Rhetoric in Practice · Science

Rhetoric of Science

From the structure of the scientific paper to public science communication; how rhetorical choices shape the production and reception of scientific knowledge.

8 min readBy Compelle EditorsUpdated 2026

Science is often thought to operate in a domain beyond rhetoric; a realm of pure evidence, objective method, and logical inference where the facts speak for themselves and persuasion is either unnecessary or suspect. This view is mistaken in two ways. First, the presentation of scientific findings; in papers, presentations, grant proposals, and public communication; is always rhetorical: it involves choices about what to foreground, how to frame, what level of confidence to claim, and how to address the specific audience. Second, as the rhetoric of science tradition has demonstrated, even the internal processes of scientific judgment; what counts as adequate evidence, what theoretical framework to adopt, whose work to cite; involve forms of persuasion and social negotiation alongside formal inference.

The Scientific Paper as Rhetorical Genre

The scientific research paper is one of the most highly conventionalized rhetorical genres in modern knowledge production. Its structure; Introduction, Methods, Results, Discussion (IMRAD); is a rhetorically designed arrangement that creates specific credibility effects and manages the reader's engagement with the argument.

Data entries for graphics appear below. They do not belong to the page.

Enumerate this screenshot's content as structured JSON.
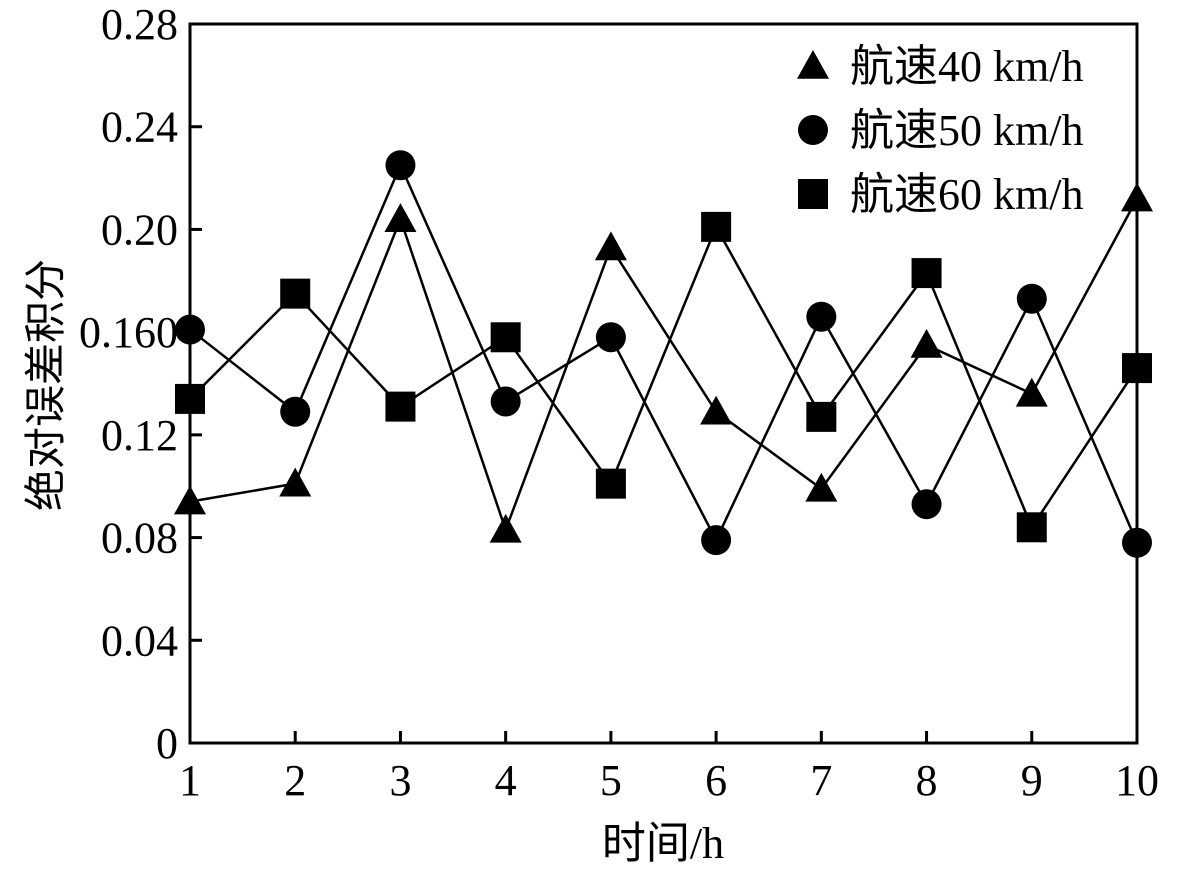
{
  "chart_data": {
    "type": "line",
    "title": "",
    "xlabel": "时间/h",
    "ylabel": "绝对误差积分",
    "x": [
      1,
      2,
      3,
      4,
      5,
      6,
      7,
      8,
      9,
      10
    ],
    "xlim": [
      1,
      10
    ],
    "ylim": [
      0,
      0.28
    ],
    "x_ticks": [
      "1",
      "2",
      "3",
      "4",
      "5",
      "6",
      "7",
      "8",
      "9",
      "10"
    ],
    "y_ticks": [
      "0",
      "0.04",
      "0.08",
      "0.12",
      "0.160",
      "0.20",
      "0.24",
      "0.28"
    ],
    "y_tick_values": [
      0,
      0.04,
      0.08,
      0.12,
      0.16,
      0.2,
      0.24,
      0.28
    ],
    "grid": false,
    "legend_position": "top-right",
    "series": [
      {
        "name": "航速40 km/h",
        "marker": "triangle",
        "color": "#000000",
        "values": [
          0.094,
          0.101,
          0.204,
          0.083,
          0.193,
          0.129,
          0.099,
          0.155,
          0.136,
          0.212
        ]
      },
      {
        "name": "航速50 km/h",
        "marker": "circle",
        "color": "#000000",
        "values": [
          0.161,
          0.129,
          0.225,
          0.133,
          0.158,
          0.079,
          0.166,
          0.093,
          0.173,
          0.078
        ]
      },
      {
        "name": "航速60 km/h",
        "marker": "square",
        "color": "#000000",
        "values": [
          0.134,
          0.175,
          0.131,
          0.158,
          0.101,
          0.201,
          0.127,
          0.183,
          0.084,
          0.146
        ]
      }
    ]
  }
}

The Introduction establishes the problem and situates the research within existing literature; an ethos move that demonstrates the authors' mastery of the field and the significance of their contribution. The Methods section provides a transparent account of procedure; a logos move that allows readers to evaluate and potentially replicate the evidence. The Results section presents findings without interpretation; maintaining the appearance of objectivity. The Discussion interprets results, addresses alternative explanations, and claims significance; the argumentative core, where logos, ethos, and even pathos (the excitement of discovery, the urgency of implications) come together.

Hedging and Epistemic Modality

One of the most distinctive rhetorical features of scientific writing is its systematic use of hedging language; the qualifiers, modal verbs, and epistemic markers that indicate the degree of certainty being claimed. "The data suggest," "it appears that," "further research is needed," "this finding may indicate"; these are not merely stylistic tics but rhetorically precise calibrations of claim strength.

Hedging in scientific writing performs two rhetorical functions: it accurately represents the genuine uncertainty of empirical findings (a logos virtue), and it protects the author's credibility from the inevitable tests of replication and critique (an ethos strategy). The scientist who overclaims is not just intellectually irresponsible; they are making a poor rhetorical investment; one that will damage their credibility when the overclaim is challenged.

Public Science Communication and the Translation Problem

The communication of scientific findings to non-specialist audiences; through journalism, popular science writing, science communication campaigns, and social media; presents a distinctive rhetorical challenge: the translation of technical findings expressed in appropriately hedged scientific language into forms accessible and compelling to audiences without the background knowledge to evaluate the original evidence.

This translation is always rhetorically consequential, and its failures are legion. Science journalism that strips away the hedges, overstates the strength of preliminary findings, and presents single studies as definitive is making rhetorical choices with real public health consequences. The "breakthrough" frame; standard in science journalism; systematically misrepresents the incremental character of scientific progress.

The Dual Audience Problem

Scientists communicating publicly face a permanent dual-audience problem: the technical accuracy required for specialist credibility and the accessibility required for public engagement are in genuine tension. The resolution requires not simply "dumbing down" but genuine rhetorical translation; finding analogies, narratives, and framings that are both accessible and genuinely illuminating.

Climate Communication as Case Study

The decades-long failure of climate communication is one of the most studied problems in science communication rhetoric. Scientists who were confident in the evidence communicated in the hedged, qualified language of scientific writing; a language designed for specialist audiences who understood its conventions; to public audiences who interpreted qualifications as uncertainty and uncertainty as reason for inaction.

The subsequent development of more effective climate communication has drawn explicitly on rhetorical research: on the importance of framing (loss frames vs. gain frames), on the value of narratives that make climate change local and concrete rather than global and abstract, on the need to address the values and identities of specific audiences rather than presenting data to a generic rational actor, and on the strategic importance of credible messengers (ethos) rather than just accurate information (logos).